The innovating velleities that begun 19th Century have come to little, due to the rise of modern fundamentalism, generated by the likes of the Muslim Brotherhood (founded 1928 in Egypt, by Hasan al-Banna, of the Hanbalist school).
An allegedly ‘orthodox’ backlash started occurring in the early 20th Century, which in the last two or three decades, under the given label of ‘Islamism’, has sadly become more and more radical and extreme, indulging in blind hatred and violence towards anyone external to it.
According to a newspaper article I read (Tribune de Genève, 26-7-05), the main theoreticians of this Salafiya Djihadia movement were: Sayed Qotb (Egypt, 1906-66), inspired by Hanbalism, and Abu Al-Mawdudi (Pakistan, 1903-79), of Hanefist inspiration. Their doctrines gave rise to the notorious Al-Qaeda network, among others. The article does not mention the ideological sources of the Shi’ite Ayatollah Khomeini’s 1978 Iranian revolution, however.
Moslem intellectuals who wish to reverse this disastrous trend must begin by critically reviewing every single argument put forward by the proponents of modern fundamentalism, (a) checking it for consistency with traditional logical procedures; and (b), in cases where no hermeneutic rule has visibly been breached, considering the possibility tradition offers of alternative juridical interpretations. Many faults are likely to be found in Islamist doctrine on purely Islamic grounds in this way, even before needing to question traditional Islam and more deeply the Koran.

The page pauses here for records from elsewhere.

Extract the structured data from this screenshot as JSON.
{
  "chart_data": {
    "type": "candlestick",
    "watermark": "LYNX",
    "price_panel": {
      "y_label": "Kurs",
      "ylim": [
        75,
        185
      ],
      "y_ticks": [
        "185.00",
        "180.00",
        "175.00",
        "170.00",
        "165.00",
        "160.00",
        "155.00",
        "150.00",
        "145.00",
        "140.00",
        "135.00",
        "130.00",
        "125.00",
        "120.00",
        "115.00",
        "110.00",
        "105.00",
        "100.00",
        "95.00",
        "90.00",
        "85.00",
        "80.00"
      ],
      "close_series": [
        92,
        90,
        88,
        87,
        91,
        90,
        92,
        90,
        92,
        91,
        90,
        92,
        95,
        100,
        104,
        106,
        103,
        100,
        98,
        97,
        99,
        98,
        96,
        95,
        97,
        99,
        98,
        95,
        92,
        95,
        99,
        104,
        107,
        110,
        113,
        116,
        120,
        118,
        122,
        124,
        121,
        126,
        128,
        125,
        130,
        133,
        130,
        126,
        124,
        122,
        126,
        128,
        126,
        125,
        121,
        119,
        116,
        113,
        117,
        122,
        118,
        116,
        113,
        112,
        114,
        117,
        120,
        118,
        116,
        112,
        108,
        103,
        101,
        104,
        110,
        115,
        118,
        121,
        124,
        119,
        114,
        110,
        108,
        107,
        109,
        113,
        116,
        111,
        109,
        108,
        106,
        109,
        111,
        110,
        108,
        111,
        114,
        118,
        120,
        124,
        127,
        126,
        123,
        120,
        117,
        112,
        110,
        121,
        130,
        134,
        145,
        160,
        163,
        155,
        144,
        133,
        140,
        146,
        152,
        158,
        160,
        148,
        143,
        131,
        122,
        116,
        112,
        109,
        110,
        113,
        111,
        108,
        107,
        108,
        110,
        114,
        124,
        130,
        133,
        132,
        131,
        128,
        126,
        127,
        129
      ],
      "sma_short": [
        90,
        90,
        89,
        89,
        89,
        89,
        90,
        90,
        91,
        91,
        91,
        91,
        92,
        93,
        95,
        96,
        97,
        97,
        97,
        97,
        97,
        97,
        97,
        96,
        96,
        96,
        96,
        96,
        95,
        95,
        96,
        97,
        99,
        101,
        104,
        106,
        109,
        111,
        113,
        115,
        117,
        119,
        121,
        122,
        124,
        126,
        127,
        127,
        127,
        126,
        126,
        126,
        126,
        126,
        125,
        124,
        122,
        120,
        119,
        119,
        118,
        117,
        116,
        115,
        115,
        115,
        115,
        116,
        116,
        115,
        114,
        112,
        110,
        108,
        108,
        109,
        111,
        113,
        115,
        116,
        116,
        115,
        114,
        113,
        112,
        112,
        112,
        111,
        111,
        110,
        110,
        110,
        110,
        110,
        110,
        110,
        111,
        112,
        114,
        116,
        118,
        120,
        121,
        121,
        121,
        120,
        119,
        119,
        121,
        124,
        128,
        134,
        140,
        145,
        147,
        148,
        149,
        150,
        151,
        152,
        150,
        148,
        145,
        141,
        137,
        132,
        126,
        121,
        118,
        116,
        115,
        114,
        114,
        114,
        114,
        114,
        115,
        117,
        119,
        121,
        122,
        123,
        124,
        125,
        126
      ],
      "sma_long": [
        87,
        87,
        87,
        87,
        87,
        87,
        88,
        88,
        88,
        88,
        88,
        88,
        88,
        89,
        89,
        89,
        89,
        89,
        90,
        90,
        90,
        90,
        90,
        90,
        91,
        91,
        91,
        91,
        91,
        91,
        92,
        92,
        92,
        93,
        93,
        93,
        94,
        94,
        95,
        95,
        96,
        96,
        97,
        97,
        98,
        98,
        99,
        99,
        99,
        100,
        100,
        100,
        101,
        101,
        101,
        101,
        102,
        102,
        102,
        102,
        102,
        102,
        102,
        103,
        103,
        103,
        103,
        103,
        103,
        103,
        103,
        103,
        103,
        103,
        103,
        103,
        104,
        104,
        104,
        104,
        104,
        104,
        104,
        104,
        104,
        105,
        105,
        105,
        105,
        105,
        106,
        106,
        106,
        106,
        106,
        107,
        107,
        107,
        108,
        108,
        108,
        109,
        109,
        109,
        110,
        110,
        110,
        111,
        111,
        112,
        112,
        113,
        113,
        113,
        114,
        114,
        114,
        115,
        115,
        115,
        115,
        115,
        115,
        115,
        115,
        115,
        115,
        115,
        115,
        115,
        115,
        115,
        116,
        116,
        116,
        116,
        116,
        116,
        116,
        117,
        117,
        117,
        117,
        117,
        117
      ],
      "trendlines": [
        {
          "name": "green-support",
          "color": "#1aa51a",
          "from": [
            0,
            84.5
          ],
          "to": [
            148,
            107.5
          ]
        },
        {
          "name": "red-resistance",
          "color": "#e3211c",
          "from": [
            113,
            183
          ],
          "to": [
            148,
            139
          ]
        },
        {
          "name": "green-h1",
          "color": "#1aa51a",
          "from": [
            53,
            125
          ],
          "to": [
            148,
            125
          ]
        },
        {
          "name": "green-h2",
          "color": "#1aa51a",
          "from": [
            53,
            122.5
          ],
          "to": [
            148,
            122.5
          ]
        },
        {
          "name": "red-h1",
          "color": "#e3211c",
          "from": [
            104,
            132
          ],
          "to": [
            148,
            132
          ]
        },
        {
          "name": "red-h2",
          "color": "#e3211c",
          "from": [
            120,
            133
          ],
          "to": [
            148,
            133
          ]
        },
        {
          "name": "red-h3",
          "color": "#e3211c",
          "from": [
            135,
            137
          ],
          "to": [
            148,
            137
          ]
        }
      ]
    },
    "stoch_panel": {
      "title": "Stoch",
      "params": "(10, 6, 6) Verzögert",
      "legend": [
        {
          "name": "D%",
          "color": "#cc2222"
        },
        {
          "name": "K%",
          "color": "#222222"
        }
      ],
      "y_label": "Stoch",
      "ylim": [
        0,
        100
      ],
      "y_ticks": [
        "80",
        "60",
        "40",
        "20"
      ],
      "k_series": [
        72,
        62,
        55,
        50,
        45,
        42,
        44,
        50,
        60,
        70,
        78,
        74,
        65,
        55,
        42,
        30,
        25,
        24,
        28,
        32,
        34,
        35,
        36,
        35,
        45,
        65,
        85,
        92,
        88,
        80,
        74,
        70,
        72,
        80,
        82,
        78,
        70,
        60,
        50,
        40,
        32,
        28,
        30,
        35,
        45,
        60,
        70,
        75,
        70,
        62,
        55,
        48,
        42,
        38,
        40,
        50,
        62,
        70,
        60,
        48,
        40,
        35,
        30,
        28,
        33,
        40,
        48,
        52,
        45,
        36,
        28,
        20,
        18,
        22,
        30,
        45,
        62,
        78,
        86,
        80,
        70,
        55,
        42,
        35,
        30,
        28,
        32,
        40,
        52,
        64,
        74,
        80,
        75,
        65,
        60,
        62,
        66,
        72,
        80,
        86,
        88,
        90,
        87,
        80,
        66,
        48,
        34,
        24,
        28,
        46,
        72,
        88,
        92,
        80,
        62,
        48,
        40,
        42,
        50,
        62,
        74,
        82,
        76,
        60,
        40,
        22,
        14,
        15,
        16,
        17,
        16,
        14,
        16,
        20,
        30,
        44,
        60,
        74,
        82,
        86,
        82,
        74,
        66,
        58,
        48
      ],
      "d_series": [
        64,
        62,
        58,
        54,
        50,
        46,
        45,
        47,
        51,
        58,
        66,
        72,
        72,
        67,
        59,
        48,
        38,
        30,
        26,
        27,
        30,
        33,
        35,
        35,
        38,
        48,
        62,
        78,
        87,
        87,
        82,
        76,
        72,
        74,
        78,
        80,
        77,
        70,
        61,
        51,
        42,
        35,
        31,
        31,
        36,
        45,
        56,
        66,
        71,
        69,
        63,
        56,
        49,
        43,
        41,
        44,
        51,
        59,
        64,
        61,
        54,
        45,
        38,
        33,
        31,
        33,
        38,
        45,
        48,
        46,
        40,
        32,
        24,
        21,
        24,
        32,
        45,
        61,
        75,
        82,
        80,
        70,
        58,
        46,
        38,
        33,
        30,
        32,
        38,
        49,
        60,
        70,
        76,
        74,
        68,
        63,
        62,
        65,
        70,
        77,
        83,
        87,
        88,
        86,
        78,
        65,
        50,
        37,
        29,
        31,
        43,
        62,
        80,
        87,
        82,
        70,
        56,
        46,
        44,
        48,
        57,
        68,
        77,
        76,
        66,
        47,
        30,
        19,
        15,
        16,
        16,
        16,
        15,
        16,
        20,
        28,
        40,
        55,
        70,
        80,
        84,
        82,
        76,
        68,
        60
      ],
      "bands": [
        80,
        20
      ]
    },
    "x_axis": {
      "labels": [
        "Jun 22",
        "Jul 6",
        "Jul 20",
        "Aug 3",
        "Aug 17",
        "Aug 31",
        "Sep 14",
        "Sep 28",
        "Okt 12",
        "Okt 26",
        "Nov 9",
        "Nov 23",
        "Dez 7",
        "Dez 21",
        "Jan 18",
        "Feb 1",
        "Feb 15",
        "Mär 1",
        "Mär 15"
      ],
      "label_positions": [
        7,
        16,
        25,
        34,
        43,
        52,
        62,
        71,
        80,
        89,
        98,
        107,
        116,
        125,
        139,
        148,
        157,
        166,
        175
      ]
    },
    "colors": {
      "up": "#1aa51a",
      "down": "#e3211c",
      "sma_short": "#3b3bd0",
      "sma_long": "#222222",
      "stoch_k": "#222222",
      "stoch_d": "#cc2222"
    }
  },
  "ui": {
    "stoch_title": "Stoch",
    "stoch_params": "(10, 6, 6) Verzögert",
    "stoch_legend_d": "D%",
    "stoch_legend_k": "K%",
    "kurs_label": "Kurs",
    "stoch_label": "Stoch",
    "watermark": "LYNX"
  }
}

Another important measure is, of course, education – inoculating common people against the fallacious arguments concocted by individuals with dubious motivations. It is all too easy for religious fanaticism to take hold in populations overly prone to emotional incitement and social intimidation, and intellectually ill-equipped to insist on rational checks and balances.
 Roger Arnaldez, L’Islam (Paris: Desclée/Novalis, 1988), p.196.
 See Arnaldez, pp. 33-45, 56-57,191-197.
 I am not sure this is a good example, as neither passage explicitly excludes the other: permitting vegetable food and permitting meat are not strictly in conflict, only davqa readings make them seem so.
 Another interpretation of the clause “because” in (b) would not have the same effect. If, for instance, it meant that Z is a sine qua non for Y, then (c) would read “Only Z are Y”, which implies “Some Z are Y and No nonZ is Y”, which is not enough to infer (a) syllogistically.
 Note, in passing, the following attributions mentioned by Arnaldez (pp. 42, 57): Personal opinion or ray was used by Abu Hanifa. Istislah was used by the disciples of Malik b. Anas. Analogy was used by Shafii.